Garrison commander shares details of Fort Detrick

June 12, 2008|By ANDREW SCHOTZ

HAGERSTOWN -- Fort Detrick isn't a municipality, but it's big and busy enough to be one, Col. Mary R. Deutsch, the garrison commander, said Wednesday.

"I am the manager of the city of Fort Detrick," she said at a Hagerstown-Washington County Chamber of Commerce breakfast program.

Deutsch, who is retiring soon, said Fort Detrick, with about 8,000 workers, is the largest employer in Frederick County, Md.

The Army owns 202 buildings there and works with other branches of the military and federal government agencies.

Yet, at 1,211 acres, it's considered small by military standards, she said.

She compared the military installation to a chihuahua.

"We're small, but we think we're big," she said.

Deutsch's presentation at Duffy's on Potomac in Hagerstown fit in with one of the chamber's state legislative priorities: making sure Washington County is considered during the Defense Base Closure and Realignment Commission (BRAC) process, in which some military areas will grow and others will shrink.


The number of people at the installation is projected to increase by about 1,400 in the next 10 years, she said.

With gas prices high, many employees will live in Washington or Frederick counties instead of farther away, she said.

Fort Detrick is well known as the site of the United States Army Medical Research Institute of Infectious Diseases (USAMRIID).

"We have a mission," Deutsch said, "and that is to protect the war fighter."

But after the Sept. 11 terrorist attacks, the scope of work at the installation broadened. Deutsch said an anthrax-laden letter sent to Thomas Daschle, a U.S. senator from South Dakota at the time, was analyzed at USAMRIID.

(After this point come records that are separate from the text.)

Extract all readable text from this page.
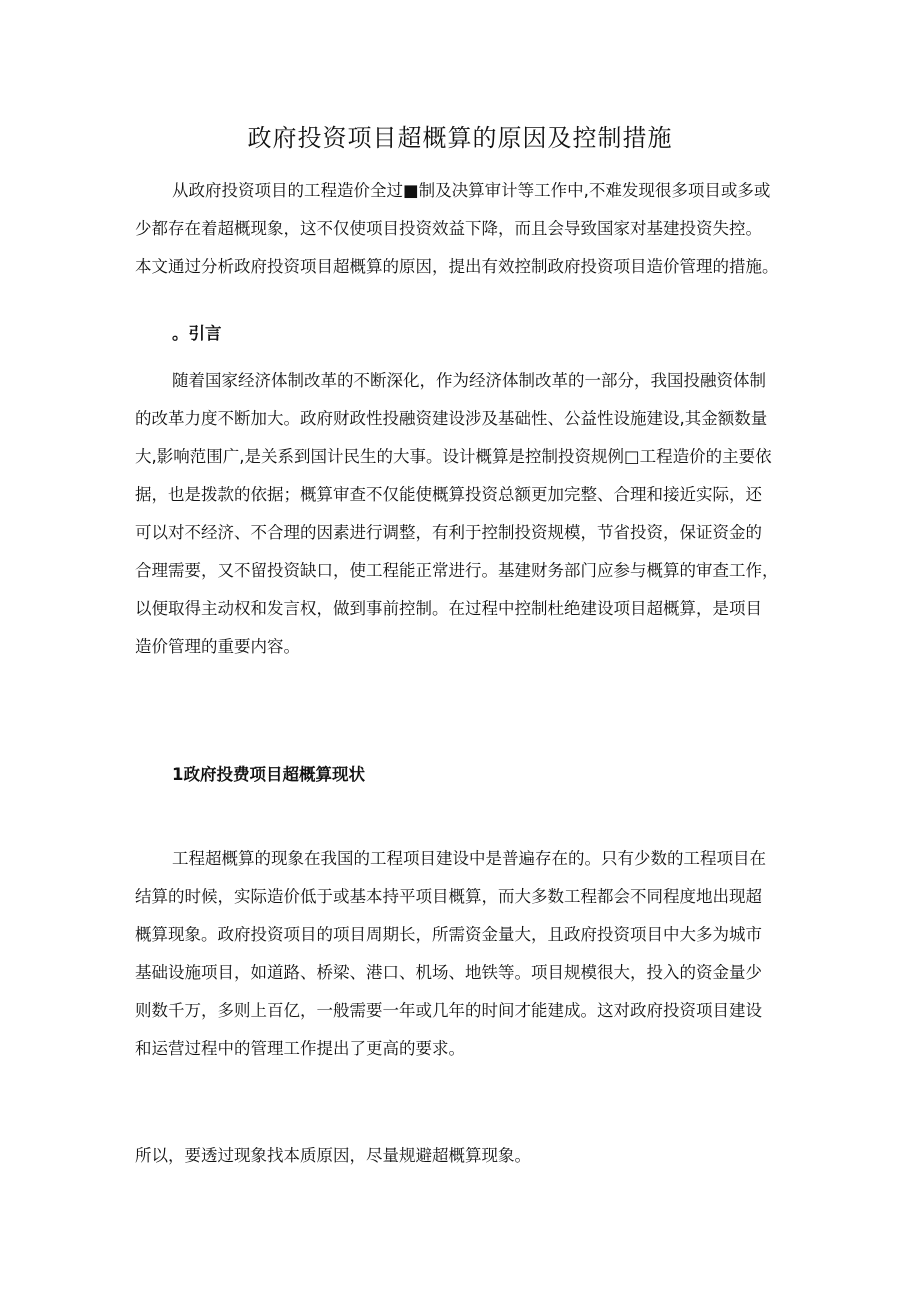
政府投资项目超概算的原因及控制措施
从政府投资项目的工程造价全过■制及决算审计等工作中,不难发现很多项目或多或
少都存在着超概现象，这不仅使项目投资效益下降，而且会导致国家对基建投资失控。
本文通过分析政府投资项目超概算的原因，提出有效控制政府投资项目造价管理的措施。

。引言

随着国家经济体制改革的不断深化，作为经济体制改革的一部分，我国投融资体制
的改革力度不断加大。政府财政性投融资建设涉及基础性、公益性设施建设,其金额数量
大,影响范围广,是关系到国计民生的大事。设计概算是控制投资规例□工程造价的主要依
据，也是拨款的依据；概算审查不仅能使概算投资总额更加完整、合理和接近实际，还
可以对不经济、不合理的因素进行调整，有利于控制投资规模，节省投资，保证资金的
合理需要，又不留投资缺口，使工程能正常进行。基建财务部门应参与概算的审查工作，
以便取得主动权和发言权，做到事前控制。在过程中控制杜绝建设项目超概算，是项目
造价管理的重要内容。

1政府投费项目超概算现状

工程超概算的现象在我国的工程项目建设中是普遍存在的。只有少数的工程项目在
结算的时候，实际造价低于或基本持平项目概算，而大多数工程都会不同程度地出现超
概算现象。政府投资项目的项目周期长，所需资金量大，且政府投资项目中大多为城市
基础设施项目，如道路、桥梁、港口、机场、地铁等。项目规模很大，投入的资金量少
则数千万，多则上百亿，一般需要一年或几年的时间才能建成。这对政府投资项目建设
和运营过程中的管理工作提出了更高的要求。

所以，要透过现象找本质原因，尽量规避超概算现象。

She said Fort Detrick is working with local colleges to train students who could later work at the installation.

That means going through "a full lifestyle polygraph," scrutiny in an era when it's common to post personal thoughts and pictures on the Internet, Deutsch said.

That can be tough for young people who "don't think 10 minutes past what they're doing," she said.

But the payoff for prudence is sizable. Deutsch said security clearance for a job at Fort Detrick guarantees about $15,000 to $25,000 more than what the job would otherwise pay.